Na demência o humor tende a flutuar, enquanto na depressão é persistentemente baixo. O déficit cognitivo tende a ser mais acentuado na demência do que na depressão, frequentemente manifestado por dificuldades de orientação pessoal e temporoespacial e prejuízo na retenção de números, na memória recente e na abstração. Os deprimidos em geral reportam suas dificuldades cognitivas, enquanto os demenciados comumente são levados ao medico pelos familiares. Pacientes com demência são mais cooperativos em responder as perguntas solicitadas e o fazem muitas vezes com pouco sentido ou mesmo por meio de confabulações. Já pacientes deprimidos podem se recusar a responder as questões, tornar-se irritadiços e hostis. Em quadros demenciais iniciais, ao contrario da depressão, há certa preservação das atv sociais. História pessoal ou familiar de transtorno afetivo é encontrada em muitos pacientes com depressão.

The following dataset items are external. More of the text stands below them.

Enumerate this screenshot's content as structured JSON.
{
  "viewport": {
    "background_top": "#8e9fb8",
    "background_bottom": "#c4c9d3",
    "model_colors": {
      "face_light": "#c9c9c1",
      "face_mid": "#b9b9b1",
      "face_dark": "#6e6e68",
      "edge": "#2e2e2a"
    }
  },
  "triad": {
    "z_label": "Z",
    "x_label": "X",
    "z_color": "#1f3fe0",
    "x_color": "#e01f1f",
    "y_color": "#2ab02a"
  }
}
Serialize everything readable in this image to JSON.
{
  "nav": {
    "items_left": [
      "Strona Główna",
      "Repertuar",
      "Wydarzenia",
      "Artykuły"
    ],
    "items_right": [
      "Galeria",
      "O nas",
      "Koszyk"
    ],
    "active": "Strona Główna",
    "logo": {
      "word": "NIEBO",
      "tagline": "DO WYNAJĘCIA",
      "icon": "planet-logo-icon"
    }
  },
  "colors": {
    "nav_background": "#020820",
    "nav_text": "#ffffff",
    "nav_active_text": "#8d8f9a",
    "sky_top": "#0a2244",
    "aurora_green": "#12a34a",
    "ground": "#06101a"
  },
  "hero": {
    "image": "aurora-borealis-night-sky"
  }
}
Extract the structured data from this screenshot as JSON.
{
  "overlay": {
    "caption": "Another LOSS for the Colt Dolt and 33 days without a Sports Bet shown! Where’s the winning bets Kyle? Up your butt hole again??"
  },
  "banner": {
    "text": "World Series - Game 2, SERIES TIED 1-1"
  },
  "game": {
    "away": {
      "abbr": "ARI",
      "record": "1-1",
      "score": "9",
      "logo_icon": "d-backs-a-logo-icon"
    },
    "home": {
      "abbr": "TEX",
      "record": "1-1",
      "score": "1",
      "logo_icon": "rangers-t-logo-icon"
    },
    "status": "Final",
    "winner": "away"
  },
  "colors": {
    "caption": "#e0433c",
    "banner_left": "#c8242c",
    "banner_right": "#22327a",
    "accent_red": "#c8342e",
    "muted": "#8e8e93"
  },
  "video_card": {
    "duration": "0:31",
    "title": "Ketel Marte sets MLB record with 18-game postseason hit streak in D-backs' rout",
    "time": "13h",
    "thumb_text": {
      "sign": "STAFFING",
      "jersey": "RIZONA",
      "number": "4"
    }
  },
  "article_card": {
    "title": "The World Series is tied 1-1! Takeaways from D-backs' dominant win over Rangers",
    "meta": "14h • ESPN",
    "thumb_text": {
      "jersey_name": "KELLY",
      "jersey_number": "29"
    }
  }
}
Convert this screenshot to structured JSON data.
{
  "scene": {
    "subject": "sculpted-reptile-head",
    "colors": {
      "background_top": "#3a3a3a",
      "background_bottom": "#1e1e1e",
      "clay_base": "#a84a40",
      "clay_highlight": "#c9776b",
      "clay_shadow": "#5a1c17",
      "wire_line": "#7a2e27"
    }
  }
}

Testes psicométricos: O perfil cognitivo do idoso deprimido, comparado ao daquele com síndrome demencial na fase inicial, tem padrão de déficit que auxilia no diagnóstico diferencial. É documentado que o dano cognitivo do idoso deprimido sem demência pode estar em memoria, atenção, nomeação, fluência verbal, habilidade visuoespacial, velocidade de processamento e função executiva, porém de forma mais leve e parcial. O MEEM é usado largamente para estimar a gravidade do déficit cognitivo, mas é menos sensível para o déficit mais leve que é esperado na depressão devido a baixo “teto”, estreita proporção de habilidades cognitivas acessadas e sensibilidade diferente para idade, nível educacional e etnia.
Exclusão de causas potencialmente reversíveis de déficit cognitivo: Embora não convencional, recomenda-se a realização de exames complementares que incluam um método de neuroimagem e exames laboratoriais séricos (hemograma, íons, função renal, hepática e tireoidiana, glicemia, vit B12, ac fólico, VDRL e anti-HIV).
Eletroencefalograma e potenciais evocados: O eletroencefalograma, em geral, apresenta resultado normal na depressão, enquanto, nas demências, são observados alentecimentos nas frequências básicas em aproximadamente 80% dos casos.
Prova terapêutica com antidepressivos: O uso de antidepressivos quando ainda houve incerteza de diagnóstico. Aqueles portadores de depressão responderão favoravelmente, ao contrário dos portadores de demência.